26In this pre-screen report, based on a “brief discussion” with the applicant, the applicant notes she suffers from car-related anxiety, nervousness, and anxiety. She also stated she has depressive and anxious feelings and has difficulties with sleeping. There are no family doctor records that support these complaints.
27The respondent’s s. 44 assessment by Dr. Marjan Saghatoleslami, a psychologist, from January 10, 2023, states that the applicant does not meet the diagnostic threshold for a mental health disorder as a result of the accident. The assessment by Dr. Saghatoleslami states that she presents with neither a mood disorder nor an anxiety disorder.
28As the pre-screen report by Ms. Joo was not a full assessment but rather a brief discussion with the applicant, I cannot give it as much weight as the s. 44 assessment by Dr. Saghatoleslami.
29Also, there is no submission that qualifies Ms. Joo as a psychological expert as required by Rule 10.2 of the Licence Appeal Tribunal Rules, 2023. Indeed, there is no Acknowledgment of Expert’s Duty form submitted for Ms. Joo, contrary to Rule 10.2. Accordingly, the s. 25 report of Ms. Joo cannot be regarded as an expert report and thus should be assigned less weight.
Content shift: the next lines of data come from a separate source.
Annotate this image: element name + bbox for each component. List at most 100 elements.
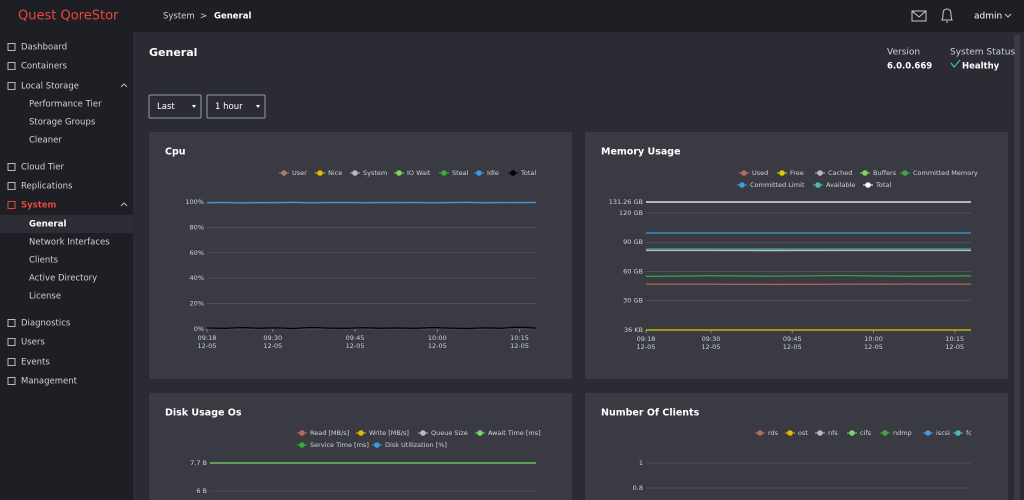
y-tick-label: 131.26 GB	[609, 198, 643, 206]
legend-swatch	[882, 430, 888, 436]
nav-item[interactable]: Cleaner	[29, 136, 62, 146]
version-label: Version	[887, 48, 920, 58]
y-tick-label: 60%	[190, 249, 204, 257]
nav-item[interactable]: Cloud Tier	[21, 163, 65, 173]
x-tick-time: 09:18	[637, 335, 656, 343]
nav-item[interactable]: Management	[21, 377, 78, 387]
y-tick-label: 20%	[190, 300, 204, 308]
legend-label: Nice	[328, 169, 342, 177]
nav-item[interactable]: Users	[21, 338, 45, 348]
y-tick-label: 30 GB	[623, 297, 643, 305]
x-tick-date: 12-05	[428, 342, 447, 350]
user-name[interactable]: admin	[974, 12, 1002, 22]
user-chevron[interactable]	[1004, 13, 1012, 18]
x-tick-date: 12-05	[864, 343, 883, 351]
x-tick-time: 10:15	[510, 334, 529, 342]
bell-body	[941, 8, 953, 21]
nav-item[interactable]: Diagnostics	[21, 319, 71, 329]
legend-swatch	[358, 430, 364, 436]
y-tick-label: 90 GB	[623, 238, 643, 246]
page-title: General	[149, 46, 197, 59]
legend-label: iscsi	[936, 429, 950, 437]
legend-label: Free	[790, 169, 804, 177]
nav-icon	[7, 319, 16, 327]
panel	[585, 393, 1008, 500]
chart-panel: Memory Usage 36 KB 30 GB 60 GB 90 GB 120 GB 13…	[585, 132, 1008, 379]
nav-item[interactable]: Clients	[29, 256, 59, 266]
nav-chevron	[120, 83, 128, 88]
dropdown[interactable]	[206, 94, 266, 119]
legend-label: Total	[520, 169, 536, 177]
series-line	[206, 326, 537, 330]
legend-swatch	[396, 170, 402, 176]
legend-label: Total	[875, 181, 891, 189]
legend-label: nfs	[828, 429, 838, 437]
legend-swatch	[510, 170, 516, 176]
nav-item[interactable]: Storage Groups	[29, 118, 96, 128]
nav-item[interactable]: Local Storage	[21, 82, 79, 92]
nav-item[interactable]: Dashboard	[21, 43, 67, 53]
nav-selected	[0, 215, 133, 233]
y-tick-label: 6 B	[196, 487, 207, 495]
x-tick-time: 09:18	[198, 334, 217, 342]
y-tick-label: 100%	[185, 198, 204, 206]
legend-swatch	[865, 182, 871, 188]
legend-swatch	[281, 170, 287, 176]
nav-icon	[7, 358, 16, 366]
nav-icon	[7, 62, 16, 70]
x-tick-time: 09:30	[702, 335, 721, 343]
x-tick-date: 12-05	[637, 343, 656, 351]
legend-label: Used	[752, 169, 768, 177]
legend-label: Committed Limit	[750, 181, 805, 189]
panel	[149, 393, 572, 500]
panel	[585, 132, 1008, 379]
legend-label: Service Time [ms]	[310, 441, 369, 449]
nav-item[interactable]: Events	[21, 358, 50, 368]
nav-item[interactable]: Active Directory	[29, 274, 97, 284]
legend-label: Cached	[828, 169, 852, 177]
x-tick-time: 10:00	[864, 335, 883, 343]
nav-item[interactable]: Containers	[21, 62, 68, 72]
legend-swatch	[441, 170, 447, 176]
legend-label: Await Time [ms]	[488, 429, 541, 437]
mail-icon-flap	[911, 10, 927, 18]
nav-item[interactable]: Performance Tier	[29, 100, 102, 110]
legend-label: Idle	[487, 169, 499, 177]
nav-item[interactable]: General	[29, 220, 66, 230]
legend-swatch	[317, 170, 323, 176]
nav-item[interactable]: Network Interfaces	[29, 238, 110, 248]
nav-item[interactable]: License	[29, 292, 61, 302]
legend-swatch	[299, 442, 305, 448]
bell-icon[interactable]	[941, 8, 953, 23]
mail-icon[interactable]	[911, 10, 927, 22]
y-tick-label: 36 KB	[624, 326, 643, 334]
y-tick-label: 120 GB	[619, 209, 643, 217]
legend-swatch	[902, 170, 908, 176]
dropdown[interactable]	[148, 94, 202, 119]
legend-swatch	[476, 170, 482, 176]
nav-item[interactable]: System	[21, 201, 57, 211]
breadcrumb-item[interactable]: System	[163, 12, 195, 22]
healthy-check	[950, 59, 961, 69]
legend-swatch	[374, 442, 380, 448]
x-tick-date: 12-05	[945, 343, 964, 351]
nav-icon	[7, 163, 16, 171]
legend-label: fc	[966, 429, 972, 437]
status: Healthy	[962, 62, 1000, 72]
nav-chevron	[120, 202, 128, 207]
legend-swatch	[477, 430, 483, 436]
x-tick-time: 09:30	[263, 334, 282, 342]
x-tick-time: 10:00	[428, 334, 447, 342]
panel	[149, 132, 572, 379]
legend-swatch	[741, 170, 747, 176]
legend-swatch	[849, 430, 855, 436]
panel-title: Number Of Clients	[601, 408, 700, 419]
scrollbar	[1014, 35, 1020, 500]
y-tick-label: 0.8	[633, 484, 643, 492]
legend-swatch	[925, 430, 931, 436]
x-tick-time: 10:15	[945, 335, 964, 343]
legend-label: cifs	[860, 429, 872, 437]
legend-swatch	[420, 430, 426, 436]
nav-item[interactable]: Replications	[21, 182, 73, 192]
30Therefore, based on the balance of probabilities, there is not enough medical evidence from the applicant proving that she should be removed from the MIG because of psychological issues suffered as a result of the accident.
31As the applicant remains within the MIG, it is therefore not required to review the treatment plans in dispute to determine if they are reasonable and necessary as the MIG limits have been exhausted.
Interest
32Interest applies on the payment of any overdue benefits pursuant to s. 51 of the Schedule. No benefits are payable and no interest applies.
Award
33The applicant sought an award under s. 10 of Reg. 664. Under s. 10, the Tribunal may grant an award of up to 50 per cent of the total benefits payable if it finds that an insurer unreasonably withheld or delayed the payment of benefits. Because the applicant has not met the threshold to be removed from the MIG, and is not entitled to the treatment plans claimed, no award is payable.
ORDER
34I find that the applicant:
i. Shall remain in the Minor Injury Guideline.
ii. Is not entitled to the treatment plans claimed.
iii. Is not entitled to interest nor an award.